A cool skipper might remark at this juncture “It’s OK, no rush, take your time, that other yacht we are drifting towards is a long way off yet”. Hmm I wish I was that cool.




Life is full of the unexpected

Here is a list of the islands we have visited since the last Blog posting with just a few notes about the most memorable:-


May


11th - 15th Naxos. We hired a car and climbed the highest mountain on the island. A long hot day.

16th & 17th Mikonos.

18th 20th Rinia. Stayed an extra day because of strong head winds.

21st 22nd Naxos.

23rd Iraklia.

24th Amorgos. A very attractive harbour.

25th Amorgos. Cycled to Katapola monastery.

Katapola monastery


26th Levitha. Lovely small & peaceful fishing harbour with laid moorings

27th Leros.


28th & 29th Patmos. Super harbour, bow to, excellent facilities.

30th Arki.

31st & 1st Agathonisi. We sailed for Samos on the 1st of June, but once clear of the island we met fresh head winds. We turned back and found a second anchorage.

June


2nd Samos. Awful place, noisy & crowded didn’t get much sleep.

3rd Samiopoula. Lovely quiet bay picked up Caique (Greek Gulet) mooring for . .. the night.

4th – 6th Fournoi. South anchorage, lovely and quiet. Raced a fishing boat for best position and won!

7th 8th Patmos. Replenished our supplies and then cycled to a lovely monastery, before anchoring in bay a mile or so from the main harbour. Incredibly hot in the afternoon

9th Lipsi.

10th & 11th Leros. Three different anchorages one just for lunch and a much . needed swim.

12th Kalymnos. Anchored for lunch, but it was too hot and crowded so we moved to Pserimos for the night.

13th Pserimos. A lovely anchorage.

14th & 15th Kos. The wind picked up while on passage from Pserimos until we were running before a force six wind. At one point, for just a few moments we clocked 7½ knots on the GPS. It was time to dump the main sail! Later I was busy doing something important when a comment from Pippa brought me up on deck. “Dee the harbour entrance is half a mile away and we are doing 5 knots”. Entering the marina in that wind concentrated my mind wonderfully.

16th Nisyros. We felt very small berthed amongst several much bigger yachts. Cycled for many miles to view the famous crater. It was only OK, but we were rewarded by a grand freewheel all the way back.

17th Tilos. Found small, secluded & attractive bay away from main. harbour.

18th to 20th Simi. Three different anchorages. All very good but very hot.

Gerbekse
Our first Turkish anchorage

21st Gerbekse. Delightful anchorage, our first in Turkey. Good shelter Byzantine ruins to visit and fine cliffs to scramble on.

22nd Marmaris bay. Fine during the day, but very noisy with disco music booming out in the evening until the small hours.

23rd Marmaris marina. Huge efficient modern marina. Cleared customs.

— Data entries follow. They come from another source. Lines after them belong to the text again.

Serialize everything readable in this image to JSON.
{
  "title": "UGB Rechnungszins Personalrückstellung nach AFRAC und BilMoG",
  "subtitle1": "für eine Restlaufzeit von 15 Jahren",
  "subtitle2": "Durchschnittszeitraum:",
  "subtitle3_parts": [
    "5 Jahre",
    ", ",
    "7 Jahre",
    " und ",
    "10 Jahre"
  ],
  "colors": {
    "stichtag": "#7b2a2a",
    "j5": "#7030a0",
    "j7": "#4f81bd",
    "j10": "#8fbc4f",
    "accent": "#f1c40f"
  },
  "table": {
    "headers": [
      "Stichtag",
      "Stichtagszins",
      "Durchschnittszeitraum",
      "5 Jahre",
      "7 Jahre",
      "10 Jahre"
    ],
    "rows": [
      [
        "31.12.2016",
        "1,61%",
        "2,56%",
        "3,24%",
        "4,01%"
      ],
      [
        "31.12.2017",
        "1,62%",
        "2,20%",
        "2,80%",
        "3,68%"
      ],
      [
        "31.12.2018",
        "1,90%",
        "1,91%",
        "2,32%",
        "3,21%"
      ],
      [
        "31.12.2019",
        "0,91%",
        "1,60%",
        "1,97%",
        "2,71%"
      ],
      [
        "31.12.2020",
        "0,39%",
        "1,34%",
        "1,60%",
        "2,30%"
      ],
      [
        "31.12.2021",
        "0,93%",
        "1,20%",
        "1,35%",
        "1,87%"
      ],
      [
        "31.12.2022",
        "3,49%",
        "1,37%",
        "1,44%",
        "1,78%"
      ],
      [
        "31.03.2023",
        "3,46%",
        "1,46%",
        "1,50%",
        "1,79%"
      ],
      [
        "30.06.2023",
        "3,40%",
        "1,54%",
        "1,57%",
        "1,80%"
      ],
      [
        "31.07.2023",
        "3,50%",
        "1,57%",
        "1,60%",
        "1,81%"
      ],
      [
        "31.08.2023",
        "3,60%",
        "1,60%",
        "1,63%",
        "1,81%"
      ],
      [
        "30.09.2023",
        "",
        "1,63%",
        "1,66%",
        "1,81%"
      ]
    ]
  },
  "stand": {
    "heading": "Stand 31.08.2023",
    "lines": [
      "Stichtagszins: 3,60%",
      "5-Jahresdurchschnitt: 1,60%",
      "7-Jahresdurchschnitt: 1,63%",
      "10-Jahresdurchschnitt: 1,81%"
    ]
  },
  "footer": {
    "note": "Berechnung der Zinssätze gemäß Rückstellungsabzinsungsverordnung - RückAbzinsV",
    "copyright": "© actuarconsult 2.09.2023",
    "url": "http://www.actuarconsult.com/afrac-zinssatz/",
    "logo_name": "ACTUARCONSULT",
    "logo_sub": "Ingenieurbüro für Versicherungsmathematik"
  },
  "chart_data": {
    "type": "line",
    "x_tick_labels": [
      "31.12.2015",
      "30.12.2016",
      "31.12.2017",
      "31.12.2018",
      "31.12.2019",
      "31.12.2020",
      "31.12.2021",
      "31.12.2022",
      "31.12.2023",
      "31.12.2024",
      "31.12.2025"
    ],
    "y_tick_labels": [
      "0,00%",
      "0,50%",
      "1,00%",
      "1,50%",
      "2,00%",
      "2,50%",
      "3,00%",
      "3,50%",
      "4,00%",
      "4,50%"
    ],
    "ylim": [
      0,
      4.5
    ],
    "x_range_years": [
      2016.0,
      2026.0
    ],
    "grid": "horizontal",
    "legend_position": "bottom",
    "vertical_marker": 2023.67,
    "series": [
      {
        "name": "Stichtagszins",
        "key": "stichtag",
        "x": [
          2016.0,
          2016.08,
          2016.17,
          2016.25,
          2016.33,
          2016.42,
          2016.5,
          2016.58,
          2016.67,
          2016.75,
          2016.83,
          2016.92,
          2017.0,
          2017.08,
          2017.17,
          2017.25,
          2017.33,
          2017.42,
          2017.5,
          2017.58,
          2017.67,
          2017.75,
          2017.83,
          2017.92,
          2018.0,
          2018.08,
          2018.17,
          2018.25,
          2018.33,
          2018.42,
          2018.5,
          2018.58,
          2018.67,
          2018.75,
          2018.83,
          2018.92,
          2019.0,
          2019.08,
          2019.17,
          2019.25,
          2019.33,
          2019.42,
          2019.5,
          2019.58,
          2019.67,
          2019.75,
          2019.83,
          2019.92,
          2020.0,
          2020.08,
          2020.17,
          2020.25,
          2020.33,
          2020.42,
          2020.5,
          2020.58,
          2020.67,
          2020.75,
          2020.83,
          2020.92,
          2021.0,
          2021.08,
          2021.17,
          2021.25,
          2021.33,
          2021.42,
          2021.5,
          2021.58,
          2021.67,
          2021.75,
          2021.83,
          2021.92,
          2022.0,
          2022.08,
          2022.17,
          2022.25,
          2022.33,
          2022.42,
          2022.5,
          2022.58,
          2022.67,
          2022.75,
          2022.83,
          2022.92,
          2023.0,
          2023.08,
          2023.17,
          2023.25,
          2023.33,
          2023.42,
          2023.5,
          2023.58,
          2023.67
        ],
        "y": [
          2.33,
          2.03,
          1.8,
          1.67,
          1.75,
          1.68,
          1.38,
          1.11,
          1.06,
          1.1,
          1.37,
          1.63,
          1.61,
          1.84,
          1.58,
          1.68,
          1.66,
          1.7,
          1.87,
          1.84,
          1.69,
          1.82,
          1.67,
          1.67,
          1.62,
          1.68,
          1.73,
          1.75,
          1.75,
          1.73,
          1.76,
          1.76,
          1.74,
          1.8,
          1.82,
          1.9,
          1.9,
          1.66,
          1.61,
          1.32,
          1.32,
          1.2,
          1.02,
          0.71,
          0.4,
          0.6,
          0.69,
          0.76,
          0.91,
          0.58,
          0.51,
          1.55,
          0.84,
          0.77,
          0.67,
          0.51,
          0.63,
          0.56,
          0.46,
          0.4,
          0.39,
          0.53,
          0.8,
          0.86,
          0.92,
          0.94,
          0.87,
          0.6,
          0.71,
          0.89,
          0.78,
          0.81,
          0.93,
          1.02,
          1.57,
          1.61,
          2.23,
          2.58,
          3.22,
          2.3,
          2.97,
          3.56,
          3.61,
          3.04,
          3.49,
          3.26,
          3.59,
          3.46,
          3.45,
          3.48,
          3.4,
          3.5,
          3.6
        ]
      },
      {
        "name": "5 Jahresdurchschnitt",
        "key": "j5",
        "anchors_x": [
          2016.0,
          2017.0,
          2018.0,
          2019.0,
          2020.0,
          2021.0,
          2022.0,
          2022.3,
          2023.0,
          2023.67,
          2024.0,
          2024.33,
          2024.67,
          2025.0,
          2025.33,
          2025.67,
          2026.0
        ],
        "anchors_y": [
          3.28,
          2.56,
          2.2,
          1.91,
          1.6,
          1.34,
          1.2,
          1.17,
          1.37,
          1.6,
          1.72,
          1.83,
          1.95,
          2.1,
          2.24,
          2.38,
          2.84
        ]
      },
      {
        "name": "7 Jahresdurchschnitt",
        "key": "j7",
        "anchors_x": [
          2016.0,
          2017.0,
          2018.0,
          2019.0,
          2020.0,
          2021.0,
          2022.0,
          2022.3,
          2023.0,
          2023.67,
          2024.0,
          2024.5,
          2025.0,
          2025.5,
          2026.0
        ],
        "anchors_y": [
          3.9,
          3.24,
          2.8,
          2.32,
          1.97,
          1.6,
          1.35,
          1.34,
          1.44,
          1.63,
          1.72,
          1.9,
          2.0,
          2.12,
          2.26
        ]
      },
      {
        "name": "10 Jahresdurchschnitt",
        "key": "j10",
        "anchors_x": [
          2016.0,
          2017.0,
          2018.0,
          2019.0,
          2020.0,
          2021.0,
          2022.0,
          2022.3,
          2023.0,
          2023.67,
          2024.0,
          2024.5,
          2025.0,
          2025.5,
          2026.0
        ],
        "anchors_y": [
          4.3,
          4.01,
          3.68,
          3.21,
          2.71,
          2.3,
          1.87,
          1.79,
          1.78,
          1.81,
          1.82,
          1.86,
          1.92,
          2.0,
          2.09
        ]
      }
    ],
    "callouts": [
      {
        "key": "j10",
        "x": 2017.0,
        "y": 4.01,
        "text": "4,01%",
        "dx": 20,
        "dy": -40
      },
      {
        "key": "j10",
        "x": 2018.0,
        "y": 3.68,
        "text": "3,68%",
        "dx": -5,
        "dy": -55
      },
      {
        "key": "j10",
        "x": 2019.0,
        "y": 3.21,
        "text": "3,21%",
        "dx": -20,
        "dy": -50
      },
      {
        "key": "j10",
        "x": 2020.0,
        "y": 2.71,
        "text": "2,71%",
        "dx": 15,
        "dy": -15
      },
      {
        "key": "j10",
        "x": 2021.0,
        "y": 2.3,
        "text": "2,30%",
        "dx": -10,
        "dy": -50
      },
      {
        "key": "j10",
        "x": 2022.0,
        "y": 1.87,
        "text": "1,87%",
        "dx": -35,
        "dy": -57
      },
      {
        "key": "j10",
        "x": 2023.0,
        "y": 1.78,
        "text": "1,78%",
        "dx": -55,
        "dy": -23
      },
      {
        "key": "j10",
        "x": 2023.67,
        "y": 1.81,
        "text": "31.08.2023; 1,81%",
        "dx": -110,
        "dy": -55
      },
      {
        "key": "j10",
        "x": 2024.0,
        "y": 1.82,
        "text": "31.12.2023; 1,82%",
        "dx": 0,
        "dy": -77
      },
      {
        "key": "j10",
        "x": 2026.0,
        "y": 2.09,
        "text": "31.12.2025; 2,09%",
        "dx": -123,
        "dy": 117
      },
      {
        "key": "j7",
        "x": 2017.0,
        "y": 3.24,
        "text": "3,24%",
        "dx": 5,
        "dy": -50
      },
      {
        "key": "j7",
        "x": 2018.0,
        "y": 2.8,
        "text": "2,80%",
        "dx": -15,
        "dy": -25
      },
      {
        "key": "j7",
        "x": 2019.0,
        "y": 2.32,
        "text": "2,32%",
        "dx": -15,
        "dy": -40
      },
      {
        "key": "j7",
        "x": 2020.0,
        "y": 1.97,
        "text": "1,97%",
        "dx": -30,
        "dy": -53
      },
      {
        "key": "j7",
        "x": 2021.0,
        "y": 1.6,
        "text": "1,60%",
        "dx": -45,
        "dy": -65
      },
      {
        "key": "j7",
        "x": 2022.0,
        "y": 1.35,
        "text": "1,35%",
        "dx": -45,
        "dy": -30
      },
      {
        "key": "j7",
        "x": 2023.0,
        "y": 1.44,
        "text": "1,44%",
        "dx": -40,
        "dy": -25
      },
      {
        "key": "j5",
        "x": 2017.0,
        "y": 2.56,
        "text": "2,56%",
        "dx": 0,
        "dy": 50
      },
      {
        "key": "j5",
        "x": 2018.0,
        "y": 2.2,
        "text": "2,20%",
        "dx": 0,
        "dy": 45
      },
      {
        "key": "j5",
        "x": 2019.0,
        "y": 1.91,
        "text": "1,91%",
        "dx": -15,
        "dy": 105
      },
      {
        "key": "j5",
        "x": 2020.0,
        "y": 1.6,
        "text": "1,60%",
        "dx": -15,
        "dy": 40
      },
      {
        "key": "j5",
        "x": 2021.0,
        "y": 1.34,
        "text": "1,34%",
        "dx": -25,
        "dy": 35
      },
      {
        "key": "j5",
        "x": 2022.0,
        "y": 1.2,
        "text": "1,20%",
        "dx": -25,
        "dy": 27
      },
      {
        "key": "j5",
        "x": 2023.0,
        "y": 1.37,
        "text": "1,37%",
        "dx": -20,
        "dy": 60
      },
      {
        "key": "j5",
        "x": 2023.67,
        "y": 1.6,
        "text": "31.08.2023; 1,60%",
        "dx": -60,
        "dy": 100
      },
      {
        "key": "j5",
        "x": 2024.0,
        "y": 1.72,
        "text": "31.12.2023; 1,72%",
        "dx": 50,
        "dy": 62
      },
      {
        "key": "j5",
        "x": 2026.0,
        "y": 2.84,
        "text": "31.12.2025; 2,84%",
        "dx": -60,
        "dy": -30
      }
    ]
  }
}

24th to 28th Explored many fine bays in the vicinity. Came to grips with anchoring close in and swimming a line ashore. All very hot, we needed to swim at regular intervals to avoid overheating.




A Turkish gulet

29th In one fine anchorage, a neighbouring yacht’s anchor chain was fouled by a visiting gullet, full of local people dancing to lively Turkish music. When it came time for them to leave, a boy who couldn’t have been more then ten, and was presumably the son of the skipper, pulled in the anchor rope by hand until it became tight on the yachts chain. He then jumped over the side and dived down to clear the fouled anchor. Having done that he swam back to the gulet, reached up to grasp his fathers outstretched hand and was calmly pulled back on board. I wonder what he will be like in ten years time!

30th Albatross marina. Very pleasant and efficient marina. Much better than it looks on the map link.

July

1st An early start was made to avoid the heat of the day. We packed our bags, prepared Sula for storage ashore and hauled out mid morning.

2nd Caught flight from Bodrum to Gatwick. Arriving at Gatwick we experienced our first rain for almost three months. None the less it was lovely to escape the heat of the Mediterranean.